Tribunal Administratif de MELUN — Décision N° TA77-2202760

mardi 27 septembre 2022

JuridictionTribunal Administratif de MELUN
SectionTribunal Administratif de MELUN
N° DossierTA77-2202760
TypeDécision
RecoursExcès de pouvoir
PublicationC
Formation7ème chambre
Avocat requérantLE MIGNOT

Texte intégral

Vu la procédure suivante :

Par une requête, enregistrée le 18 mars 2022, Mme A B, représentée par Me Le Mignot, demande au tribunal :

1°) d'annuler l'arrêté du 11 février 2022 par lequel la préfète du Val-de-Marne lui a refusé la délivrance d'un titre de séjour, l'a obligée à quitter le territoire français dans un délai de trente jours et a fixé le pays de destination ;

2°) d'enjoindre, sous astreinte, au préfet de lui délivrer un titre de séjour à compter de la notification du jugement à intervenir ;

3°) de mettre à la charge de l'Etat une somme de 1 500 euros au titre de l'article L. 761-1 du code de justice administrative.

Elle soutient que :

* En ce qui concerne l'ensemble de l'arrêté contesté :

- l'arrêté querellé a été pris par une autorité incompétente faute pour l'administration d'établir la délégation de signature de l'auteur de l'acte et de l'empêchement de ses supérieurs hiérarchiques ;

- cet arrêté, qui utilise des formules stéréotypées, est insuffisamment motivé ;

- en prenant l'arrêté en litige, sa situation personnelle n'a pas fait l'objet d'un examen particulier et approfondi ;

* En ce qui concerne la décision portant refus de délivrance d'un titre de séjour :

- la décision portant refus de délivrance d'un titre de séjour méconnaît le principe du contradictoire alors que l'avis du collège des médecins de l'OFII du 21 décembre 2021 ne lui a pas été communiqué ;

- elle viole les stipulations du point 7 de l'article 6 de l'accord franco-algérien du 27 décembre 1968 modifié pour être entachée d'erreur de fait sur son état de santé qui est d'une particulière gravité et nécessite une prise en charge et un suivi médical dans un service spécialisé

- la décision contestée est entachée d'une incompétence négative, le préfet s'étant estimé lié par l'avis du collège de médecins de l'OFII ;

- la décision contestée méconnaît les stipulations de l'article 8 de la convention européenne de sauvegarde des droits de l'homme et des libertés fondamentales et elle justifie de circonstances exceptionnelles et humanitaires compte tenu de la durée de son séjour en France, des démarches médicales qu'elle y a entreprises, du contrat de travail dont elle est titulaire et de ses attaches familiales en France ;

* En ce qui concerne la décision portant obligation de quitter le territoire français :

- la décision portant obligation de quitter le territoire français est illégale, par voie d'exception, du fait de l'illégalité de la décision lui refusant la délivrance d'un titre de séjour ;

- cette obligation méconnaît les dispositions de l'article 12 bis de l'ordonnance de 1945, repris à l'article L. 313-11 du code de l'entrée et du séjour des étrangers et du droit d'asile, dès lors qu'elle peut prétendre à la délivrance d'un titre de séjour sur le fondement du point 7 de l'article 6 de l'accord franco-algérien.

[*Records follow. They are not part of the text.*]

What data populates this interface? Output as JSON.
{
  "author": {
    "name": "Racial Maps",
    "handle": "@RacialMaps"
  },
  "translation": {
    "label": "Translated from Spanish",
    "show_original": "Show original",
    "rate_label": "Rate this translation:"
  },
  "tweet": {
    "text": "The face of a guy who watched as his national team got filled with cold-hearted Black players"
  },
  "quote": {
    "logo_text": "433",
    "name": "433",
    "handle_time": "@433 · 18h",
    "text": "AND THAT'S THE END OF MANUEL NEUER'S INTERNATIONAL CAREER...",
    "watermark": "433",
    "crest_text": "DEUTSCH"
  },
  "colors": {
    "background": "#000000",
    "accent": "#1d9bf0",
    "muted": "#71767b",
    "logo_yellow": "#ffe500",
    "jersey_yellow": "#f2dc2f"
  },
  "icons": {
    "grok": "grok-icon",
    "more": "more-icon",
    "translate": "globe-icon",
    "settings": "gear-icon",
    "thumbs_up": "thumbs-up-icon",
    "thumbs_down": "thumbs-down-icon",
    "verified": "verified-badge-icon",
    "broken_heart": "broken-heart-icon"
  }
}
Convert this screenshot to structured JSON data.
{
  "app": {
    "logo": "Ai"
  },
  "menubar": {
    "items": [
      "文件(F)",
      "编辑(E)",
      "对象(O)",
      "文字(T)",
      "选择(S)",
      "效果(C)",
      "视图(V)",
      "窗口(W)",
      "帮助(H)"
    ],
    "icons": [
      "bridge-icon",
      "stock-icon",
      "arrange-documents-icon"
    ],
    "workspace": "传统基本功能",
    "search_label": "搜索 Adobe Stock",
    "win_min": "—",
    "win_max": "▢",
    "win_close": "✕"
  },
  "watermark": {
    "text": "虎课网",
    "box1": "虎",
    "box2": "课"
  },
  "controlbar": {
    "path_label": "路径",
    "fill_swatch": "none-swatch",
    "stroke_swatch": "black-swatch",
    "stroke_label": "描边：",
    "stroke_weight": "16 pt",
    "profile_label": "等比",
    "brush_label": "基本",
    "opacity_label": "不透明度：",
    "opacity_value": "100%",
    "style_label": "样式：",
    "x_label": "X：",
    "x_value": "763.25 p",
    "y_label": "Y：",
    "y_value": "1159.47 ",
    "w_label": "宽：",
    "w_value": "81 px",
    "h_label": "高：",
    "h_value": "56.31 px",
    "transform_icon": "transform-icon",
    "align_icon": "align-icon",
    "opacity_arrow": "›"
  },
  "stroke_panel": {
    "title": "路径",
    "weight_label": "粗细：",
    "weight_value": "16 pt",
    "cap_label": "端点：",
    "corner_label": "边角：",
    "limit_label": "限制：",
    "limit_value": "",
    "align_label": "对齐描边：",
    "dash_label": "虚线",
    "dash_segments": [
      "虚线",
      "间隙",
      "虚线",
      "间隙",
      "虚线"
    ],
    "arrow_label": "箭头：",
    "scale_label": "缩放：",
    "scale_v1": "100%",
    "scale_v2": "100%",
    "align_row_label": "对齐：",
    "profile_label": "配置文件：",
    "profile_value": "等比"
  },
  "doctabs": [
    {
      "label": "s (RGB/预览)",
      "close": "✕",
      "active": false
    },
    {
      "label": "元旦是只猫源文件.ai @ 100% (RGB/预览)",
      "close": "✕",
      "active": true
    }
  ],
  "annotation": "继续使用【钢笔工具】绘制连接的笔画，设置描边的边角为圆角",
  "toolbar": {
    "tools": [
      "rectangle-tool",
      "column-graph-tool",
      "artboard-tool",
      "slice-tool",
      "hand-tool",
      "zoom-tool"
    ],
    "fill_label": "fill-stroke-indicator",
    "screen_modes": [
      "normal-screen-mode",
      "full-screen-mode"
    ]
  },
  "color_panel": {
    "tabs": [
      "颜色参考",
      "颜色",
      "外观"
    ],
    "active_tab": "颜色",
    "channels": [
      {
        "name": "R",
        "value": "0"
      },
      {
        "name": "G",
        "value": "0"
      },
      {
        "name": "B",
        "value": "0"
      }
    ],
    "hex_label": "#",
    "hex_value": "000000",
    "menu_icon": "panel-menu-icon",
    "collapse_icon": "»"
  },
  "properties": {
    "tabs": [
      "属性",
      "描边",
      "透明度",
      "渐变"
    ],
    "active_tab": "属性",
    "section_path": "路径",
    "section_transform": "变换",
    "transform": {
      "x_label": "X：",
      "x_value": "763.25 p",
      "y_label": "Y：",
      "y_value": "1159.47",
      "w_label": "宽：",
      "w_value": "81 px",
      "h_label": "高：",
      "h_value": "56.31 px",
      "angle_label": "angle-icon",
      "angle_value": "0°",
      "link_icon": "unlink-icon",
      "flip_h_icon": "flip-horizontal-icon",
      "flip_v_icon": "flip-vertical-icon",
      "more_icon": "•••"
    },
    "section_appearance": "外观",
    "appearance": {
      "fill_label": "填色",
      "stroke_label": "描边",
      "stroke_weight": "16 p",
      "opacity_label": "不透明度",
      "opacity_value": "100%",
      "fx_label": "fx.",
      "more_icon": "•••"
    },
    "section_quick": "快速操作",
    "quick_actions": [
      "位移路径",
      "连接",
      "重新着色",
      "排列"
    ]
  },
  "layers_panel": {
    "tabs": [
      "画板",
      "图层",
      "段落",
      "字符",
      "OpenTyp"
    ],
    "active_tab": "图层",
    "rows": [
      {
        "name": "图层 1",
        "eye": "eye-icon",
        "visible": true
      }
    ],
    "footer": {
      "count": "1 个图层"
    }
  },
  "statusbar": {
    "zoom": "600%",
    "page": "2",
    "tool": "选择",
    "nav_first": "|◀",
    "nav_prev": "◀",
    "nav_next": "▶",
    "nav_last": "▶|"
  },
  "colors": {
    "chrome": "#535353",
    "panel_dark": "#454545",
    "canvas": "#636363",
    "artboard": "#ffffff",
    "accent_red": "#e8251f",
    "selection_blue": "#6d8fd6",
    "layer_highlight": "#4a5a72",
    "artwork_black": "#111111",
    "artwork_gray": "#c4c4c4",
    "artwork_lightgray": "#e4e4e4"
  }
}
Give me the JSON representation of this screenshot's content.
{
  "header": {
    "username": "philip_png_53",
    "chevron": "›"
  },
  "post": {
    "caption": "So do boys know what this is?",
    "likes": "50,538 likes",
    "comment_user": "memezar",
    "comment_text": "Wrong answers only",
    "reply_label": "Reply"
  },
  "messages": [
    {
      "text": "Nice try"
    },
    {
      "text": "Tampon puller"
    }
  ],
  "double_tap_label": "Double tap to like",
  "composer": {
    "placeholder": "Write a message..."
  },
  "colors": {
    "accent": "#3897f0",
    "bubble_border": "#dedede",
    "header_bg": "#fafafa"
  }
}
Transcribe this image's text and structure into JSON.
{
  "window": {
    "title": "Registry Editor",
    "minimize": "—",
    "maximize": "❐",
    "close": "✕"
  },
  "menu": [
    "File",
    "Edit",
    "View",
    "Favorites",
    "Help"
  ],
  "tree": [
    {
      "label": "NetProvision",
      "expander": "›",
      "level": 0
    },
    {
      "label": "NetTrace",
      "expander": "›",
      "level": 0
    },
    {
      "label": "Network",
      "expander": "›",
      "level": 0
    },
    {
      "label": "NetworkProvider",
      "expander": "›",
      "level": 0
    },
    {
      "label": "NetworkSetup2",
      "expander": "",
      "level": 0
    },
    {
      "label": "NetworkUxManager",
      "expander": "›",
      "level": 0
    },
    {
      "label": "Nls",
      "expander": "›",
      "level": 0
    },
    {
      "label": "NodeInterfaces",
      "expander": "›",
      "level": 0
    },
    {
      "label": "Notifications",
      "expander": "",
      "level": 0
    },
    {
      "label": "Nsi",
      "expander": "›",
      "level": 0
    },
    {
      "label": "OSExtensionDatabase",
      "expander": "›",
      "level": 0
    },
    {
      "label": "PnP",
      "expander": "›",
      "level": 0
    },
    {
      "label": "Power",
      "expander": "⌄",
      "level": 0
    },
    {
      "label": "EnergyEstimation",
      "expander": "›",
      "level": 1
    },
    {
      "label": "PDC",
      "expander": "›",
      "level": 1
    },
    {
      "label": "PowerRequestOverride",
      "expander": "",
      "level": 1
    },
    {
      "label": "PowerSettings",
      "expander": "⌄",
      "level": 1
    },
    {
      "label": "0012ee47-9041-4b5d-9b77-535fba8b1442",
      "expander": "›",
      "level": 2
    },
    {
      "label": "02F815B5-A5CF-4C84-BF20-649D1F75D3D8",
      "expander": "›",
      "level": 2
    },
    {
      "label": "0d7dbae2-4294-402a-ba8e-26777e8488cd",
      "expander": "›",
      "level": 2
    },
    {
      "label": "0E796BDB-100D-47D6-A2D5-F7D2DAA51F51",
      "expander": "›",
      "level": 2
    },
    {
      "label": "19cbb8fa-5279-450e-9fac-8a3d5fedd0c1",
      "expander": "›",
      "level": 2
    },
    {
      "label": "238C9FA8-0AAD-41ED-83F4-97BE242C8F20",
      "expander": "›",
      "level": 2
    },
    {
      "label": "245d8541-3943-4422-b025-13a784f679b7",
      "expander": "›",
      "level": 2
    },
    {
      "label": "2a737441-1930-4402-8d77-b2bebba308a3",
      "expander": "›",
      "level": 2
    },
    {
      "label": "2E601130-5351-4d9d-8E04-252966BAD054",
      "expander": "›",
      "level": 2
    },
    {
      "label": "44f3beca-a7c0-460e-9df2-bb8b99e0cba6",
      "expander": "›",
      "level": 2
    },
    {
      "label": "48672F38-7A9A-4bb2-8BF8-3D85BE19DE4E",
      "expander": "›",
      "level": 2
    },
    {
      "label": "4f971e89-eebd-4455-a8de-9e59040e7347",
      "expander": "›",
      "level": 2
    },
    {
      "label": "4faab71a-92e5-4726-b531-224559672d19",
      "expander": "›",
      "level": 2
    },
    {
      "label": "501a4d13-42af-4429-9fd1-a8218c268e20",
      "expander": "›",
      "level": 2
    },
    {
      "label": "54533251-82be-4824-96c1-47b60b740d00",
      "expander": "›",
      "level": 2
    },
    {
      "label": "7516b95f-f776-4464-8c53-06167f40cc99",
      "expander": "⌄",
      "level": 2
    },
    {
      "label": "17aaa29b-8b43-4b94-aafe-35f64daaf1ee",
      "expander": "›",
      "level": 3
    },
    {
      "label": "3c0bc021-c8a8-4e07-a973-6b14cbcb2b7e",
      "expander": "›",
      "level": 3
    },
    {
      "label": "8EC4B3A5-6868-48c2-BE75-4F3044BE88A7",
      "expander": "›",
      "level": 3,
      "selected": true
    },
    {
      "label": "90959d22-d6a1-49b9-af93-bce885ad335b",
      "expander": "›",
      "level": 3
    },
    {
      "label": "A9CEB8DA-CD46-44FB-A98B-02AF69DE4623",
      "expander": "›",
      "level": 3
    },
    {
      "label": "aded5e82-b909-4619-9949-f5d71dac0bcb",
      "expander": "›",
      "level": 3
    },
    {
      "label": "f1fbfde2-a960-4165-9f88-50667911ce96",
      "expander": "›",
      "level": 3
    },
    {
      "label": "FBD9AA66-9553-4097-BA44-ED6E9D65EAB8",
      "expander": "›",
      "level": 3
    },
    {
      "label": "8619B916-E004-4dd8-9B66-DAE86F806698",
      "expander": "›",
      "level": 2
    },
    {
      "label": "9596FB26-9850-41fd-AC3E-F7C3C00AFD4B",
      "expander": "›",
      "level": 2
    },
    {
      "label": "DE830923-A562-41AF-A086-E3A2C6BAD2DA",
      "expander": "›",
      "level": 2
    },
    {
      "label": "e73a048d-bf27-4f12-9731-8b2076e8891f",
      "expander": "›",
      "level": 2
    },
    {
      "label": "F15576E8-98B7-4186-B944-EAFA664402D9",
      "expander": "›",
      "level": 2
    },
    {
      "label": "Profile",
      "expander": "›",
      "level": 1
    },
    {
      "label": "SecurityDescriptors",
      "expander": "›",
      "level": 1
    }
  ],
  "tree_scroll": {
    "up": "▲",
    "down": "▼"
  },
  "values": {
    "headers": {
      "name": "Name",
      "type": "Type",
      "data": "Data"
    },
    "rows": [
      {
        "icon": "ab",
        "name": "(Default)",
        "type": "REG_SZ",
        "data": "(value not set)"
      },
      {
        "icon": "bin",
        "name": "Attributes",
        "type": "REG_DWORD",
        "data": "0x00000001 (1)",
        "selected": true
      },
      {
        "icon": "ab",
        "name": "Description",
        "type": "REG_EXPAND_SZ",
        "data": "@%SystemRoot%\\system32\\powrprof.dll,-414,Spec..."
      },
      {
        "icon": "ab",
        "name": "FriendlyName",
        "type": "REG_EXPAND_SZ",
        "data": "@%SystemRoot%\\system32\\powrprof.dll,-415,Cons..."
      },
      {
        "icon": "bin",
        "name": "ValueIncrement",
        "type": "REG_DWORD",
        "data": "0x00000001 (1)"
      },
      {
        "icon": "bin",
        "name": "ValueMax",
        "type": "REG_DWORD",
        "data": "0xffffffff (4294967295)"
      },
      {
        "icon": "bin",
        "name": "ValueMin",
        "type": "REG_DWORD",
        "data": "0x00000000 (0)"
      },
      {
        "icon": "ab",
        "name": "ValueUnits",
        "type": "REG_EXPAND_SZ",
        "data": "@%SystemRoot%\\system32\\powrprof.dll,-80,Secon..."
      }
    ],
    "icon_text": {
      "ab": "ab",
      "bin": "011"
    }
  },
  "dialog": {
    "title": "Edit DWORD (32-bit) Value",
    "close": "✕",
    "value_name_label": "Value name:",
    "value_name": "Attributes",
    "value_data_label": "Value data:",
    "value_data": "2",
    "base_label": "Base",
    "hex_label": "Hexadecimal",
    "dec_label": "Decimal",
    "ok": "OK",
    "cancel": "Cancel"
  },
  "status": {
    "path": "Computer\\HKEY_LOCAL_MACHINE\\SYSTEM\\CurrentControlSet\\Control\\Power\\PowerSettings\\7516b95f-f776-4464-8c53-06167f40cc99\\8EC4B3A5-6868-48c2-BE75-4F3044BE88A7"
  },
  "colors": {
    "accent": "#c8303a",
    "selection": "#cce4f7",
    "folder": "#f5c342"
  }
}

La préfète du Val de Marne, à qui la requête a été communiquée, n'a pas produit de mémoire en défense avant la clôture de l'instruction.

Vu les autres pièces du dossier ;

Vu :

- la convention européenne de sauvegarde des droits de l'homme et des libertés fondamentales ;

- l'accord franco-algérien du 27 décembre 1968 ;

- le code de l'entrée et du séjour des étrangers et du droit d'asile ;

- le code des relations entre le public et l'administration ;

- le code de justice administrative.

Le président de la formation de jugement a dispensé le rapporteur public, sur sa proposition, de prononcer des conclusions à l'audience.

Les parties ont été régulièrement averties du jour de l'audience.

Ont été entendus au cours de l'audience publique :

- le rapport de Mme F,

- et les observations de Me Le Mignot, représentant Mme B.

Considérant ce qui suit :

1. Mme A B, née le 10 janvier 1960 et de nationalité algérienne, est entrée en France le 7 mai 2014 sous couvert d'un visa de court séjour délivré par les autorités espagnoles. Elle a sollicité le 6 mars 2017 auprès du préfet du Val-de-Marne un premier certificat de résidence en qualité d'étranger malade sur le fondement du point 7 de l'article 6 de l'accord franco algérien du 27 décembre 1968, ce qui lui a été refusé par un arrêté du 9 juillet 2019. Cet arrêté a été annulé par une décision du présent tribunal du 2 février 2021. Elle a formé, le 26 mars 2021, une nouvelle demande de certificat de résidence en qualité d'étranger malade. Par l'arrêté du 11 février 2022 dont Mme B demande l'annulation, la préfète du Val de Marne lui a refusé la délivrance de ce certificat de résidence, l'a obligée à quitter le territoire français dans un délai de trente jours et a fixé le pays de renvoi.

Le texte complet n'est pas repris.